Tal lógica é perversa, pois faz o cidadão ter uma impressão irreal acerca de um governo. E essa impressão irreal será refletida mais adiante, na próxima eleição.
Conclusão
Com tudo o que foi explanado, há um claro descolamento entre a falta de autocrítica dos políticos e a realidade. Esse descolamento produz o principal efeito negativo que a falta de autocrítica pode gerar: os políticos perdem completamente a sua credibilidade junto à população. E a falta de autocrítica, aliada a outros problemas que denotam uma dificuldade impressionante dos políticos brasileiros em falar a verdade (como a corrupção, por exemplo), faz com que o cidadão tenha uma impressão negativa geral da política.
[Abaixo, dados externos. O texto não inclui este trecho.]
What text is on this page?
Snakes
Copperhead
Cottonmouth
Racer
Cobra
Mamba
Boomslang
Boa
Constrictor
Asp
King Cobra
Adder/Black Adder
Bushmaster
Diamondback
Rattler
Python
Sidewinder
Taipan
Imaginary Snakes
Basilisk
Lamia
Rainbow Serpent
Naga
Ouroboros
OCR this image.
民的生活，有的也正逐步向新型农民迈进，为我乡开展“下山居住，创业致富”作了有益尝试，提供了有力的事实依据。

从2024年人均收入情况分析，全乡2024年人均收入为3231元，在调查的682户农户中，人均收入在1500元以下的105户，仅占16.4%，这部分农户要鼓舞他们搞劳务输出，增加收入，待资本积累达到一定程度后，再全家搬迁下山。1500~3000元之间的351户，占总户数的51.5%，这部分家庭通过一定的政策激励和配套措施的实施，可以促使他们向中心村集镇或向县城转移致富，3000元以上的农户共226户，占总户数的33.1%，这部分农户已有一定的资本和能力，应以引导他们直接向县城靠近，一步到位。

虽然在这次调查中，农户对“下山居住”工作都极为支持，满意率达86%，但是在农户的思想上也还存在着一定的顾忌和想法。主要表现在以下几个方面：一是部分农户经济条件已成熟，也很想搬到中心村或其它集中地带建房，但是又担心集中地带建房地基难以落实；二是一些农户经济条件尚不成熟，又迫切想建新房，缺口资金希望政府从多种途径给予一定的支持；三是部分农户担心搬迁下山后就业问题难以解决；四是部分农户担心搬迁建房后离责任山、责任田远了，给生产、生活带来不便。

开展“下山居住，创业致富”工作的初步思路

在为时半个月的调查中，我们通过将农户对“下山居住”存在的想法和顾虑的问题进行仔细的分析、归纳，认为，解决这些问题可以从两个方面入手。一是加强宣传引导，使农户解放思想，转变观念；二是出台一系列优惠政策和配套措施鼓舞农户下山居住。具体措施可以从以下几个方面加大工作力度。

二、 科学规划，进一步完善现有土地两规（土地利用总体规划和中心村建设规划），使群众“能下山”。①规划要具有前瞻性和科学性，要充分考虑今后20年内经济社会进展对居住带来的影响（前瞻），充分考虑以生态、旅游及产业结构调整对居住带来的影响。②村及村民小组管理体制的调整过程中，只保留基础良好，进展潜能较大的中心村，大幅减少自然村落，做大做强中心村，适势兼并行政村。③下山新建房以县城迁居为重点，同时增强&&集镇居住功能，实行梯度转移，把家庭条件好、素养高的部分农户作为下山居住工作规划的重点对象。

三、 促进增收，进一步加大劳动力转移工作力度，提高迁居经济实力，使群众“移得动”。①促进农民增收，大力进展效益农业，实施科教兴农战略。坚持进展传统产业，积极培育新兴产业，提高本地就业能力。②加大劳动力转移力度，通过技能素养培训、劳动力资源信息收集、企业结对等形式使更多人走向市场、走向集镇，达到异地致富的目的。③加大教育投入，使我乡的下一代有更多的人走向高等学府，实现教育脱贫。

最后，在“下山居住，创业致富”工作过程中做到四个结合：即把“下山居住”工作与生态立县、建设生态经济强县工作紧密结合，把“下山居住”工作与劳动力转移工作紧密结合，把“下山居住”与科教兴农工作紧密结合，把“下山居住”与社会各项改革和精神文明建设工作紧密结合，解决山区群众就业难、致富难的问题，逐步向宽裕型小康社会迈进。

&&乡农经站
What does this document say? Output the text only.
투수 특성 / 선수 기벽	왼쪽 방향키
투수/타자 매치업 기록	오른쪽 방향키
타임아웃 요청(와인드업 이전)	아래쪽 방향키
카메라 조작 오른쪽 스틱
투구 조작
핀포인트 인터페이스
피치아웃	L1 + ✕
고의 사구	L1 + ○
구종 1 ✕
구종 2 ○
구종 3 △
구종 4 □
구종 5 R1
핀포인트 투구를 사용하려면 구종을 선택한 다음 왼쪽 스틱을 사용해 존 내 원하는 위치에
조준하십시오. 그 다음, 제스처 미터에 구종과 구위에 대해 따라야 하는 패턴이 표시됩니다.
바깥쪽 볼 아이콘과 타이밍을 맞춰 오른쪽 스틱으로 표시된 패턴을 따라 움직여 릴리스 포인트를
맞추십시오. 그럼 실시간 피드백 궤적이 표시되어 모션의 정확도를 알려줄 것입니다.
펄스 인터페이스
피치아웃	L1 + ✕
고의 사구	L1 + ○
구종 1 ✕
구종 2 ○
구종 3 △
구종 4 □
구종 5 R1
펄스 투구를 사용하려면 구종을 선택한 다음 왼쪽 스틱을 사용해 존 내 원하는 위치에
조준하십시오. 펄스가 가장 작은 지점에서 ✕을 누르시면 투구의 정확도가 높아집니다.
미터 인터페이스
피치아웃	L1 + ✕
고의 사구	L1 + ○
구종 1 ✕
Infelizmente, a maior parte dos cidadãos ainda não consegue separar a política, como instrumento de mudança da sociedade, dos políticos, como figuras que, muitas vezes, mais prejudicam do que ajudam. A política é um instrumento legítimo de transformação social. Mas o cidadão médio prefere o afastamento da política, por não suportar o quantidade de ilegalidades que os políticos proporcionam.
O político, na verdade, é reflexo da sociedade que o elegeu. Não fiscalizar os políticos, deixando-os livres para atuar sem nenhuma autocrítica, sem respeito aos bens públicos e frequentemente obtendo favorecimentos ilícitos, só reflete o que a boa parte da sociedade quer para ela mesma: viver sem a necessidade de autocrítica,, sem a necessidade de se repensar, sem nenhuma fiscalização e atenta apenas aos interesses e favorecimentos pessoais, muitas vezes à margem da lei.
No final, é essa lógica que precisa ser mudada. O Brasil só vai romper o ciclo político atual quando a população, e não apenas os políticos, romper com seus vícios e com sua ótica de valorizar o “jeitinho”.